People’s Park Centre raises en bloc reserve price

While most en bloc properties are sticking to or even lowering their reserve prices, there is one that is raising theirs.

335B Smith Street, Chinatown. Picture: iProperty

People’s Park Centre rising $1.3 billion reserve price

Before even hitting the market for the first time, People’s Park Centre is already rising its reserve price from $1.3 billion to $1.35 billion. The change was passed by the majority at an extraordinary general meeting (EOGM) last week.

People’s Park Centre, Chinatown. Picture:

While the 80% mandate has yet to be secured, the development will have 1 year from 9 January 2019 to get the necessary signatories.

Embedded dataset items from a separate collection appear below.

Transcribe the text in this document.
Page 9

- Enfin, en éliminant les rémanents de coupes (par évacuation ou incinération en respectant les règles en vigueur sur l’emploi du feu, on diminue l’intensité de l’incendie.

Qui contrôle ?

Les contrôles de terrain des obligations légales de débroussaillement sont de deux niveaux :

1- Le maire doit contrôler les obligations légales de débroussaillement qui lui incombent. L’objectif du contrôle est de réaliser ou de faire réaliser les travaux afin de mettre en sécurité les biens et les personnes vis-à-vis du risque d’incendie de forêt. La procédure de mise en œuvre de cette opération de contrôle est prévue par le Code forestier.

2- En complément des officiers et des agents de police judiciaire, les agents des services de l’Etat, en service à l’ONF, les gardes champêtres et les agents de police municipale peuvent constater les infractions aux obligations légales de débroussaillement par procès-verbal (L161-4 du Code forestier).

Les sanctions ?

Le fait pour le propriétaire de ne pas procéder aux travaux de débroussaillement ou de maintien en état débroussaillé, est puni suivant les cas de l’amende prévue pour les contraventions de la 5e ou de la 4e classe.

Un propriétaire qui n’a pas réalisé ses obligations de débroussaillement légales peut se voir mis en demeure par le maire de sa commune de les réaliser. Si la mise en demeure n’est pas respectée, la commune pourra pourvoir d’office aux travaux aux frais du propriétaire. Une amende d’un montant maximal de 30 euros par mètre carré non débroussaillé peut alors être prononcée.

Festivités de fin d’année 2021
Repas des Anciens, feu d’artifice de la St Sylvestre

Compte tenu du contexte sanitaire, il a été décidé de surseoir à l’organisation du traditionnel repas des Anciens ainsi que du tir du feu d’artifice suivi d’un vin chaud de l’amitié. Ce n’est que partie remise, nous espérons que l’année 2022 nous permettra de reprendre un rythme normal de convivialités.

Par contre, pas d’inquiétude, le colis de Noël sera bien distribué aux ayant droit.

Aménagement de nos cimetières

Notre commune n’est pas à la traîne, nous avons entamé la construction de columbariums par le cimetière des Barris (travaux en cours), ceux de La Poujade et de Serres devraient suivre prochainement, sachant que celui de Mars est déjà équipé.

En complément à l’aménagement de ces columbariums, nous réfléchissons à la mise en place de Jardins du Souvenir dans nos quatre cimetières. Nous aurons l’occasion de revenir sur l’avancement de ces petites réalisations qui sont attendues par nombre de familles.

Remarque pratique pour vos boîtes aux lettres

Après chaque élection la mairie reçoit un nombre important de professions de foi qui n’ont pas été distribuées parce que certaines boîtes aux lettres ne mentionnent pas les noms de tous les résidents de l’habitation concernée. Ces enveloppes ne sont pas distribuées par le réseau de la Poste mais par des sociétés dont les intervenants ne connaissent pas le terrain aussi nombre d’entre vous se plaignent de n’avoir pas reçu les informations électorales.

Should the mandate be reached, the collective sale committee says they are looking at a mid-year collective sale launch. They have however set themselves a target to secure the mandate within 4 months.

During the EOGM, the method of appointment was set at 80% based on the valuation of the units, 10% on the area of the units and 10% on the share value. The new reserve price places a 45% premium over the valuation of the site, up from the original 41%.

Rare Chinatown site expected to draw interest

Analysts are keeping an eye on the potential en bloc sale as this 96,000 sq ft Chinatown site is a rare one. It is zoned under commercial use in the current master plan.

The property currently consists of 120 apartment units, 256 offices, 324 shops and a carpark. There are more than 50 years left on the lease.

People’s Park Centre was built in the 1970s and it still holds many fond memories for the owners.

If the reserve price were to be met, each apartment, office and shop owner could receive up to $2.683 million, $4.431 million and $16.4 million each.

While some shop owners think that the reserve price is too low, the owner of the carpark may very well walk away with $56.7 million upon the successful sale of the site.

Mixed-use properties are often popular with developers but since last July’s property cooling curbs, they are no longer clamouring to fill up their land banks.

Analysts are expecting developers to be exercise more caution and to be more selective on land acquisition in the first half of the year. Mid-year might, however, be the turning point.